London: Twins should be delivered at the 37th week of a mother’s pregnancy period to reduce the risk of stillbirths and newborn deaths, say researchers led by an Indian-origin scientist.
Twin pregnancies are high risk with a 13-fold increase in rates of stillbirth in monochorionic twins (twins that share the same placenta), and a five-fold increase in dichorionic twins (twins with separate placenta), compared with singleton pregnancies, the study said.
In dichorionic pregnancies, the risk of stillbirths and neonatal death were balanced until 37 weeks’ gestation.
However, delay in delivery by a week (to 38 weeks) led to an additional 8.8 deaths per 1,000 due to an increase in stillbirth.
In monochorionic pregnancies, the risk of stillbirth appears to be higher than neonatal death beyond 36 weeks’ gestation.
In addition, rates of neonatal morbidity, including respiratory distress syndrome, septicaemia, or neonatal seizures, and admission to the neonatal intensive care unit showed a consistent reduction with increasing gestational age in both monochorionic and dichorionic pregnancies, the researchers said.
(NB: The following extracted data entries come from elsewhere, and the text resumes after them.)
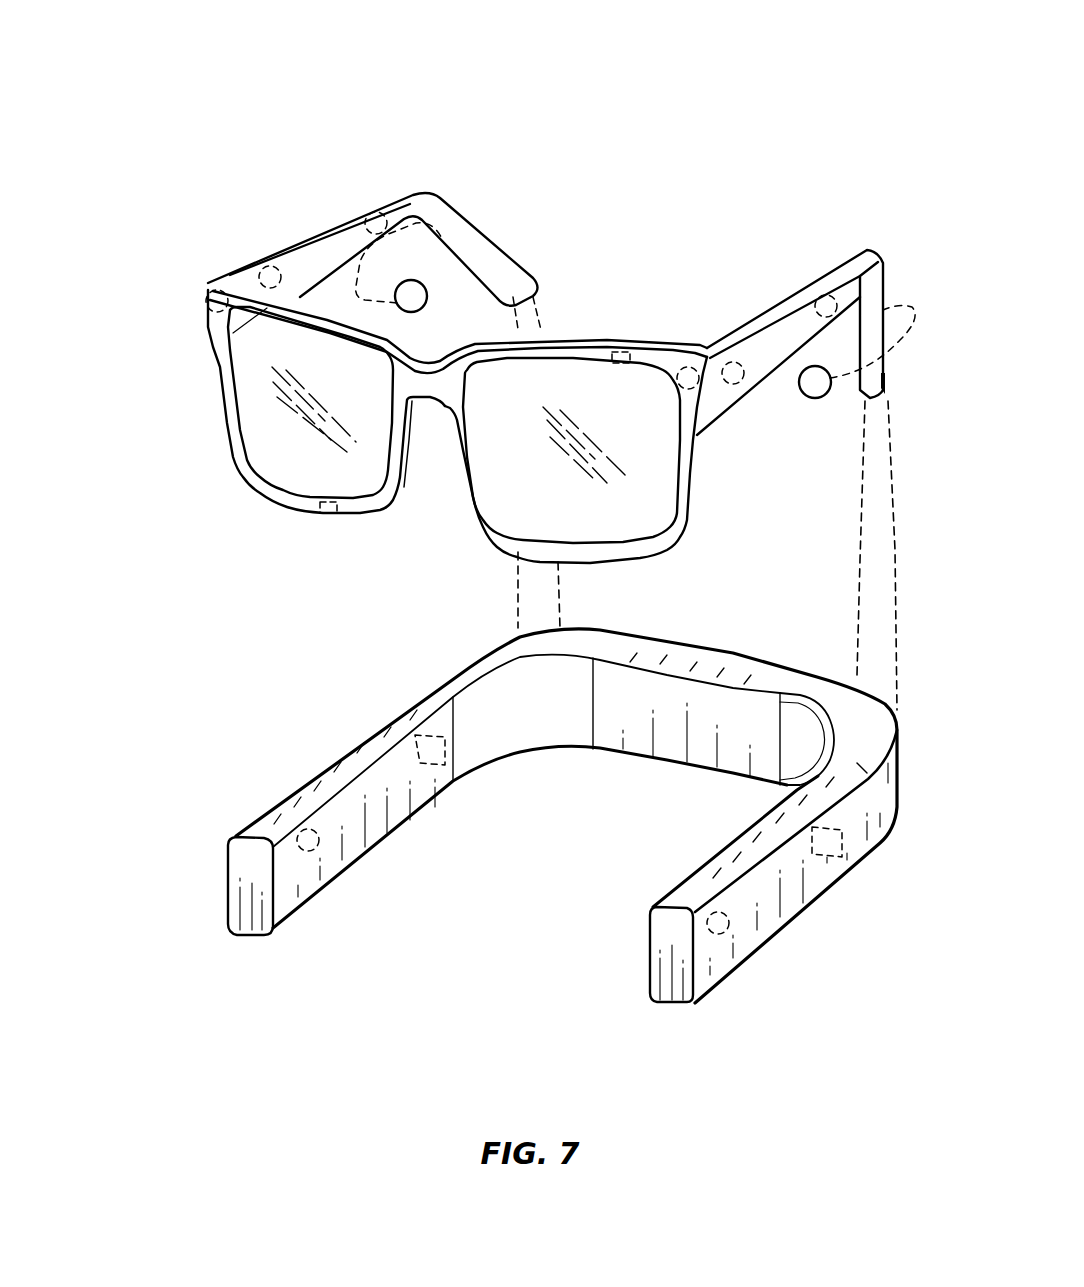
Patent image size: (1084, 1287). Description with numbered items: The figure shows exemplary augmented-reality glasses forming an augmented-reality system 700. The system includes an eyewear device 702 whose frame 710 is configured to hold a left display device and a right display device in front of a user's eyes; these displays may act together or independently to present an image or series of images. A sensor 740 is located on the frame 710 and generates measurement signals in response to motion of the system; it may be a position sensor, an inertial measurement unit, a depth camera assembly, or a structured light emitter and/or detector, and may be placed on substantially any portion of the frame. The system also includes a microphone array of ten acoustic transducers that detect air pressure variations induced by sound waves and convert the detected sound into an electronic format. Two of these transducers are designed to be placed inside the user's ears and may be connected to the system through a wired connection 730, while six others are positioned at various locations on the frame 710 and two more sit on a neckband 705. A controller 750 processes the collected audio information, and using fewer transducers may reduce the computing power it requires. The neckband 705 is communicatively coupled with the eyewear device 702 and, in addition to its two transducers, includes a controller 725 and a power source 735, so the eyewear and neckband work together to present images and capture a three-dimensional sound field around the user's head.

The augmented-reality system 700 is at (142, 106).
The eyewear device 702 is at (395, 196).
The neckband 705 is at (228, 935).
The frame 710 is at (431, 208).
The controller 725 is at (830, 847).
The wired connection 730 is at (886, 571).
The power source 735 is at (437, 753).
The sensor 740 is at (322, 510).
The controller 750 is at (614, 352).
“We know that women with twin pregnancies have a higher risk of stillbirth compared to women with singleton pregnancies, and this risk gets higher the later they are in pregnancy,” said Shakila Thangaratinam, Professor at the Queen Mary University of London (QMUL).
“However, earlier delivery can put the babies at risk of problems associated with being born prematurely including neonatal death,” Thangaratinam added.
The team analysed 35,171 twin pregnancies (29,685 dichorionic and 5,486 monochorionic) to identify the ideal delivery period in an attempt to reduce rates of stillbirth.
In the case of pregnancies without complications, women with dichorionic twins should be offered delivery after 37 weeks.
Women with monochorionic twins should not be offered delivery before 36 weeks, the researchers suggested
“There is a global drive to prevent stillbirths and we know that twin pregnancies are a major risk factor for stillbirths in high income countries,” Thangaratinam said.
“We hope that this research will help to complement national and international efforts to reduce the rates of stillbirth and unexpected neonatal complications in babies from women with twin pregnancies and will be useful to national guideline and hospital policy makers,” Thangaratinam noted, in the paper published in the British Medical Journal.